Wie macht man große, hohle Sesambällchen?
Zutaten
Schritte
Zuerst den Zucker ins lauwarme Wasser geben und mit Stäbchen umrühren, bis der Zucker vollständig aufgelöst ist und Zuckerwasser entsteht.
Das Zuckerwasser in das Klebreismehl geben.
Mit Stäbchen umrühren, um das Wasser mit dem Klebreismehl zu vermischen.
Dann den Teig mit der Hand kneten. Es handelt sich um einen weichen Teig. Falls er trocken erscheint, kann etwas Wasser hinzugefügt werden, aber nicht zu viel, um ihn nicht zu flüssig zu machen. Es ist nicht nötig, ihn wie Brotteig zu kneten, sondern nur so lange, bis ein gleichmäßiger Teig entsteht.
Den Teig in kleine Kugeln von etwa 20g aufteilen und zu Kugeln rollen (man kann auf Wunsch auch rote Bohnenpaste in die Kugeln geben, um gefüllte Sesambällchen zu machen).
Die Teigkugeln in Wasser tauchen und anschließend in Sesamsamen rollen, sodass die Oberfläche gleichmäßig bedeckt ist (das Wasser hilft den Sesamsamen, besser zu haften und reduziert das Ablösen).

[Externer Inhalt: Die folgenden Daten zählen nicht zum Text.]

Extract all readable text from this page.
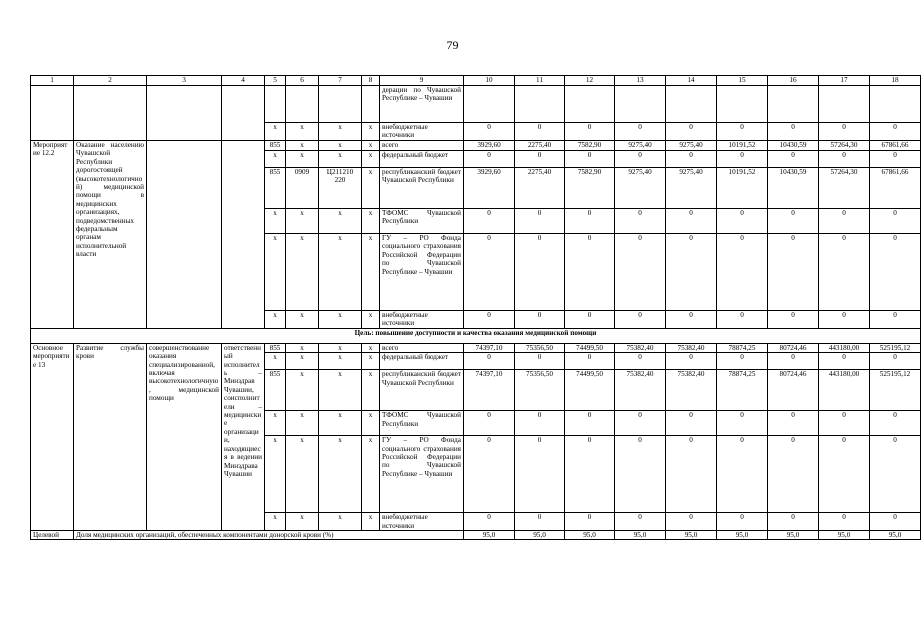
79
1	2	3	4	5	6	7	8	9	10	11	12	13	14	15	16	17	18
								дерации по Чувашской Республике – Чувашии									
				x	x	x	x	внебюджетные источники	0	0	0	0	0	0	0	0	0
Мероприятие 12.2	Оказание населению Чувашской Республики дорогостоящей (высокотехнологичной) медицинской помощи в медицинских организациях, подведомственных федеральным органам исполнительной власти			855	x	x	x	всего	3929,60	2275,40	7582,90	9275,40	9275,40	10191,52	10430,59	57264,30	67861,66
				x	x	x	x	федеральный бюджет	0	0	0	0	0	0	0	0	0
				855	0909	Ц211210 220	x	республиканский бюджет Чувашской Республики	3929,60	2275,40	7582,90	9275,40	9275,40	10191,52	10430,59	57264,30	67861,66
				x	x	x	x	ТФОМС Чувашской Республики	0	0	0	0	0	0	0	0	0
				x	x	x	x	ГУ – РО Фонда социального страхования Российской Федерации по Чувашской Республике – Чувашии	0	0	0	0	0	0	0	0	0
				x	x	x	x	внебюджетные источники	0	0	0	0	0	0	0	0	0
Цель: повышение доступности и качества оказания медицинской помощи																	
Основное мероприятие 13	Развитие службы крови	совершенствование оказания специализированной, включая высокотехнологичную, медицинской помощи	ответственный исполнитель – Минздрав Чувашии, соисполнители – медицинские организации, находящиеся в ведении Минздрава Чувашии	855	x	x	x	всего	74397,10	75356,50	74499,50	75382,40	75382,40	78874,25	80724,46	443180,00	525195,12
				x	x	x	x	федеральный бюджет	0	0	0	0	0	0	0	0	0
				855	x	x	x	республиканский бюджет Чувашской Республики	74397,10	75356,50	74499,50	75382,40	75382,40	78874,25	80724,46	443180,00	525195,12
				x	x	x	x	ТФОМС Чувашской Республики	0	0	0	0	0	0	0	0	0
				x	x	x	x	ГУ – РО Фонда социального страхования Российской Федерации по Чувашской Республике – Чувашии	0	0	0	0	0	0	0	0	0
				x	x	x	x	внебюджетные источники	0	0	0	0	0	0	0	0	0
Целевой	Доля медицинских организаций, обеспеченных компонентами донорской крови (%)								95,0	95,0	95,0	95,0	95,0	95,0	95,0	95,0	95,0
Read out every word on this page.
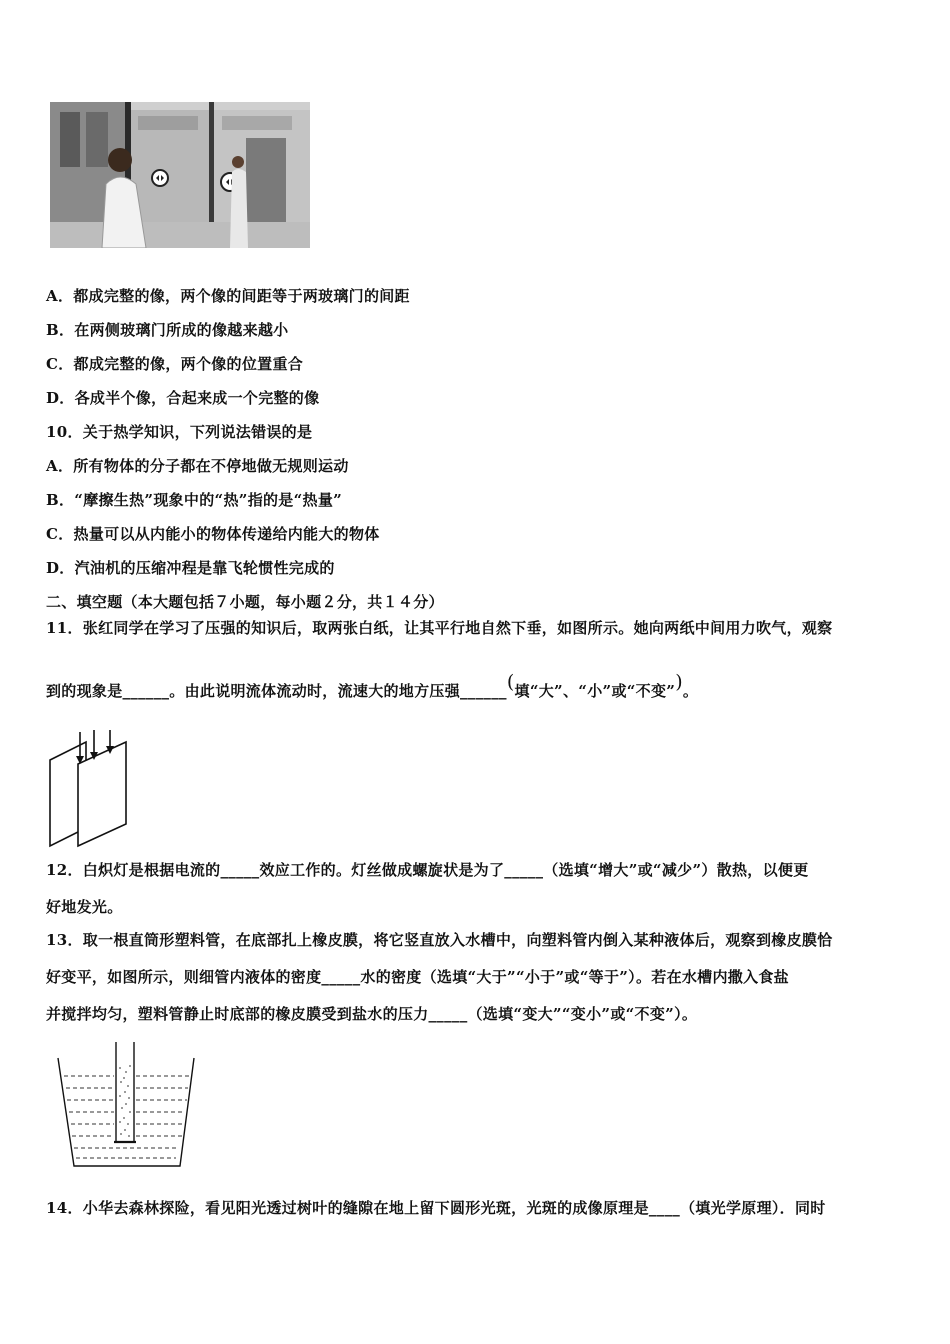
A．都成完整的像，两个像的间距等于两玻璃门的间距
B．在两侧玻璃门所成的像越来越小
C．都成完整的像，两个像的位置重合
D．各成半个像，合起来成一个完整的像
10．关于热学知识，下列说法错误的是
A．所有物体的分子都在不停地做无规则运动
B．“摩擦生热”现象中的“热”指的是“热量”
C．热量可以从内能小的物体传递给内能大的物体
D．汽油机的压缩冲程是靠飞轮惯性完成的
二、填空题（本大题包括７小题，每小题２分，共１４分）
11．张红同学在学习了压强的知识后，取两张白纸，让其平行地自然下垂，如图所示。她向两纸中间用力吹气，观察
到的现象是______。由此说明流体流动时，流速大的地方压强______(填“大”、“小”或“不变”)。
12．白炽灯是根据电流的_____效应工作的。灯丝做成螺旋状是为了_____（选填“增大”或“减少”）散热，以便更
好地发光。
13．取一根直筒形塑料管，在底部扎上橡皮膜，将它竖直放入水槽中，向塑料管内倒入某种液体后，观察到橡皮膜恰
好变平，如图所示，则细管内液体的密度_____水的密度（选填“大于”“小于”或“等于”）。若在水槽内撒入食盐
并搅拌均匀，塑料管静止时底部的橡皮膜受到盐水的压力_____（选填“变大”“变小”或“不变”）。
14．小华去森林探险，看见阳光透过树叶的缝隙在地上留下圆形光斑，光斑的成像原理是____（填光学原理）．同时
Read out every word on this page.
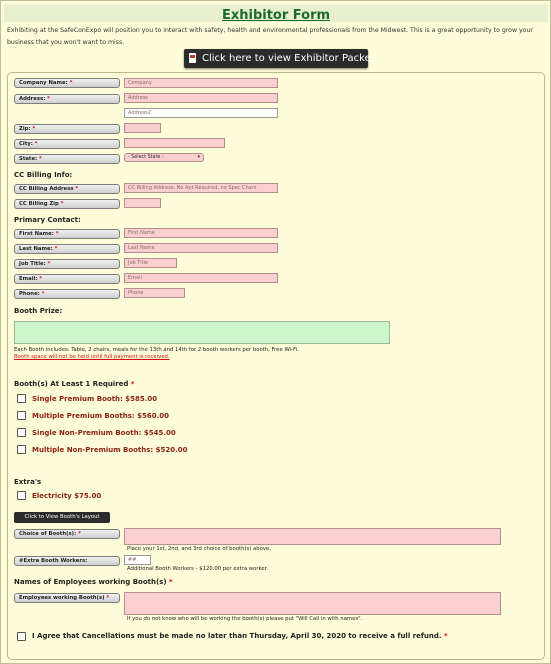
Exhibitor Form
Exhibiting at the SafeConExpo will position you to interact with safety, health and environmental professionals from the Midwest. This is a great opportunity to grow your business that you won't want to miss.
Click here to view Exhibitor Packet
Company Name: *	Company
Address: *	Address
Address2
Zip: *
City: *
State: *	- Select State -	▾
CC Billing Info:
CC Billing Address *	CC Billing Address, No Apt Required, no Spec Chars
CC Billing Zip *
Primary Contact:
First Name: *	First Name
Last Name: *	Last Name
Job Title: *	Job Title
Email: *	Email
Phone: *	Phone
Booth Prize:
Each Booth includes: Table, 2 chairs, meals for the 13th and 14th for 2 booth workers per booth, Free Wi-Fi.
Booth space will not be held until full payment is received.
Booth(s) At Least 1 Required *
Single Premium Booth: $585.00
Multiple Premium Booths: $560.00
Single Non-Premium Booth: $545.00
Multiple Non-Premium Booths: $520.00
Extra's
Electricity $75.00
Click to View Booth's Layout
Choice of Booth(s): *
Place your 1st, 2nd, and 3rd choice of booth(s) above.
#Extra Booth Workers:	##
Additional Booth Workers - $120.00 per extra worker.
Names of Employees working Booth(s) *
Employees working Booth(s) *
If you do not know who will be working the booth(s) please put "Will Call in with names".
I Agree that Cancellations must be made no later than Thursday, April 30, 2020 to receive a full refund. *
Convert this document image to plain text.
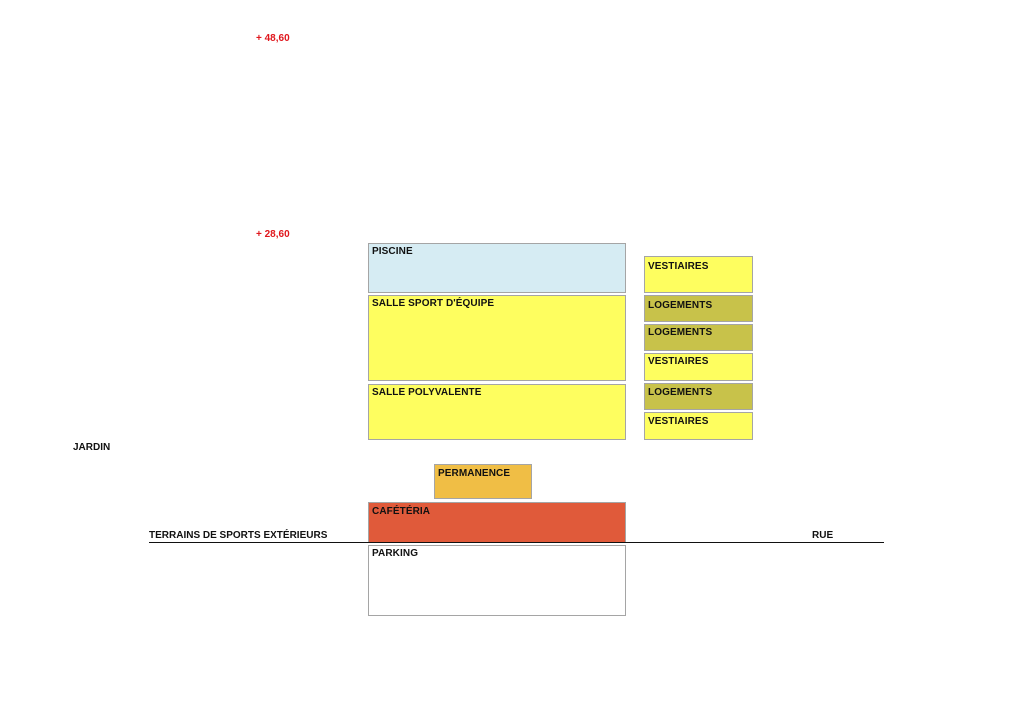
+ 48,60
+ 28,60
PISCINE
SALLE SPORT D'ÉQUIPE
SALLE POLYVALENTE
VESTIAIRES
LOGEMENTS
LOGEMENTS
VESTIAIRES
LOGEMENTS
VESTIAIRES
PERMANENCE
CAFÉTÉRIA
PARKING
JARDIN
TERRAINS DE SPORTS EXTÉRIEURS	RUE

Nun ist es Zeit zum Frittieren. Das Öl auf mittlere bis niedrige Temperatur erhitzen und die Sesambällchen vorsichtig hineinlegen. Bei niedriger Hitze frittieren (das ist wichtig) und die Bällchen langsam garen lassen.
Wenn die Sesambällchen anfangen zu schwimmen, mit einem Holzlöffel oder einem anderen Utensil leicht drücken, bis sie flach sind. Sie werden sich langsam wieder aufblähen. Diesen Vorgang mehrmals wiederholen (dieser Schritt ist entscheidend: Durch das wiederholte Drücken und Loslassen blähen sich die Bällchen weiter auf und werden vollständig hohl).
Weiterfrittieren, bis die Sesambällchen stark aufgebläht sind und eine goldene Farbe annehmen. Herausnehmen, das überschüssige Öl abtropfen lassen und heiß servieren. Genießen Sie sie heiß für eine knusprige Außenseite und eine weiche Innenseite.
Das fertige Produkt.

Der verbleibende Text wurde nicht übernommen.